Sejalan dengan itu, Pemerintah Daerah Kabupaten Subang terus berkomitmen memperkuat pembangunan infrastruktur, mulai dari jalan, penerangan, hingga fasilitas publik, guna menunjang keamanan mobilitas masyarakat dan kelancaran aktivitas ekonomi.
“Ini semua merupakan wujud nyata melayani masyarakat hinga kepelosok daerah, dengan ini, Saya tegaskan tak ada lagi anak emas di kabupaten Subang, semua masyarakat harus merasakan perubahan yang sama,” tegas Kang Rey.
Dalam kesempatan tersebut, ia juga meminta dukungan dan doa dari seluruh masyarakat agar kepemimpinannya senantiasa diberi kesehatan, kekuatan, dan amanah sehingga pelayanan kepada masyarakat dapat semakin optimal.
Kang Rey turut menyampaikan kabar baik terkait layanan administrasi kependudukan yang kini semakin mudah diakses.
“Adminduk sudah optimal mulai hari ini, segala hal yang berurusan administrasi kependudukan sudah bisa dilakukan di setiap Kecamatan masing-masing, tidak perlu lagi datang jauh-jauh ke Disdukcapil,” ungkapnya.

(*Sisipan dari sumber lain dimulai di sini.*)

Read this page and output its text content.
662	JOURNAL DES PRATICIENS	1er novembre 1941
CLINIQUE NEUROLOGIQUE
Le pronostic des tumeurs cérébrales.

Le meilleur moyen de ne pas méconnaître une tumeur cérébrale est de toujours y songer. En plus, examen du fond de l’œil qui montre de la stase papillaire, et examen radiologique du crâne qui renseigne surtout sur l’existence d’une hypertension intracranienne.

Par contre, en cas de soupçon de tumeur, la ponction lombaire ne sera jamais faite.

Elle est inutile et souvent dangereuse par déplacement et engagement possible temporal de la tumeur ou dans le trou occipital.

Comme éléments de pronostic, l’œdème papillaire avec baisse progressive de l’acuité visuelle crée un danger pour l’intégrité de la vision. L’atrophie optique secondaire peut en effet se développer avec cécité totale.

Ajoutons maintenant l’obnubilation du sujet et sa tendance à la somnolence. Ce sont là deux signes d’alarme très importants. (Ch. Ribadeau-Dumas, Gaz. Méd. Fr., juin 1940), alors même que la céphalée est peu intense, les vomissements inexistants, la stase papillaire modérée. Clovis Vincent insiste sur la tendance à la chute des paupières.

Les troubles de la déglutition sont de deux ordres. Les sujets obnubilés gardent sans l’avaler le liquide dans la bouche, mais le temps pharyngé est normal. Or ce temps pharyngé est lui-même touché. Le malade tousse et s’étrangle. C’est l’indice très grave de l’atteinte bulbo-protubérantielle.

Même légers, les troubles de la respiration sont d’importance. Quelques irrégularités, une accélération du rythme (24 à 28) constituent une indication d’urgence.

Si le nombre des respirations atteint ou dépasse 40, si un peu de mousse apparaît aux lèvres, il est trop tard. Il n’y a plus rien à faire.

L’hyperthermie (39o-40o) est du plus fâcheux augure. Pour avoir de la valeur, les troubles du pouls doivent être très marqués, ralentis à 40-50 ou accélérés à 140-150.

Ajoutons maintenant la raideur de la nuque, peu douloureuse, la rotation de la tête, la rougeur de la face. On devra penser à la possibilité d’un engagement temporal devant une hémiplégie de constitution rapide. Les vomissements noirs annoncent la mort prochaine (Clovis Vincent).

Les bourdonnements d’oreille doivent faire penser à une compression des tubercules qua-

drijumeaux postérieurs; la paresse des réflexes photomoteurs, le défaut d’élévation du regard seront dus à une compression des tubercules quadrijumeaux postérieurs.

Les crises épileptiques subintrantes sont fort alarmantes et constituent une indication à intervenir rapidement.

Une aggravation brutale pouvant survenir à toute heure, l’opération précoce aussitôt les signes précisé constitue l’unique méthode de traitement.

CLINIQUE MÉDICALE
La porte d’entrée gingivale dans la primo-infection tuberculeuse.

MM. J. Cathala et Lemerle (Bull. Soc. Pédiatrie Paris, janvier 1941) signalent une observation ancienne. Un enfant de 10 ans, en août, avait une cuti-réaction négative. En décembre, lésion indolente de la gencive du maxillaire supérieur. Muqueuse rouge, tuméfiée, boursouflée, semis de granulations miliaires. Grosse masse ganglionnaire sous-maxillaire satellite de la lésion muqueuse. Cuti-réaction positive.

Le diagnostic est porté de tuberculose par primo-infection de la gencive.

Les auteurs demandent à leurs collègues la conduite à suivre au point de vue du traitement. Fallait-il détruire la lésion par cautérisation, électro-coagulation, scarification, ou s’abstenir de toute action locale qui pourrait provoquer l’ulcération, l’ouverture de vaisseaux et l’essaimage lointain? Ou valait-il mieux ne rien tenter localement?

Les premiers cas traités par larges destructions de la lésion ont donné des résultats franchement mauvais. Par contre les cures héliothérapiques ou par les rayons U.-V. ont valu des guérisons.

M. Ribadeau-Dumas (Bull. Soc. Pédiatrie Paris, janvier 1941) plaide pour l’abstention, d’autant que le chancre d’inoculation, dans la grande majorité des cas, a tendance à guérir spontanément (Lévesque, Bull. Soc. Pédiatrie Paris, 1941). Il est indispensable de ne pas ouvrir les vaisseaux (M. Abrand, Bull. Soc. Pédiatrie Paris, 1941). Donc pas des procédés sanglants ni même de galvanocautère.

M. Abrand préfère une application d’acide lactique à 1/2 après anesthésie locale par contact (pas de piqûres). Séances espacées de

Ia menegaskan, apabila terdapat oknum yang meminta imbalan dalam proses pelayanan administrasi di tingkat kecamatan, masyarakat diminta segera melaporkannya melalui akun media sosial resmi Bupati Subang.
Acara kemudian dilanjutkan dengan ramah tamah serta penampilan seni tradisional rampak bedug yang menambah semarak suasana. Pada kesempatan tersebut, Bupati Subang bersama jajaran juga menyerahkan santunan kepada perwakilan 10 anak yatim, yang bersumber dari DPR RI Komisi I, PGRI Kabupaten Subang, dan Baznas Kabupaten Subang.
Istighotsah dan doa bersama ini menjadi penutup tahun 2025 yang sarat makna, sekaligus awal langkah spiritual dan sosial masyarakat Subang dalam menyongsong Tahun Baru 2026.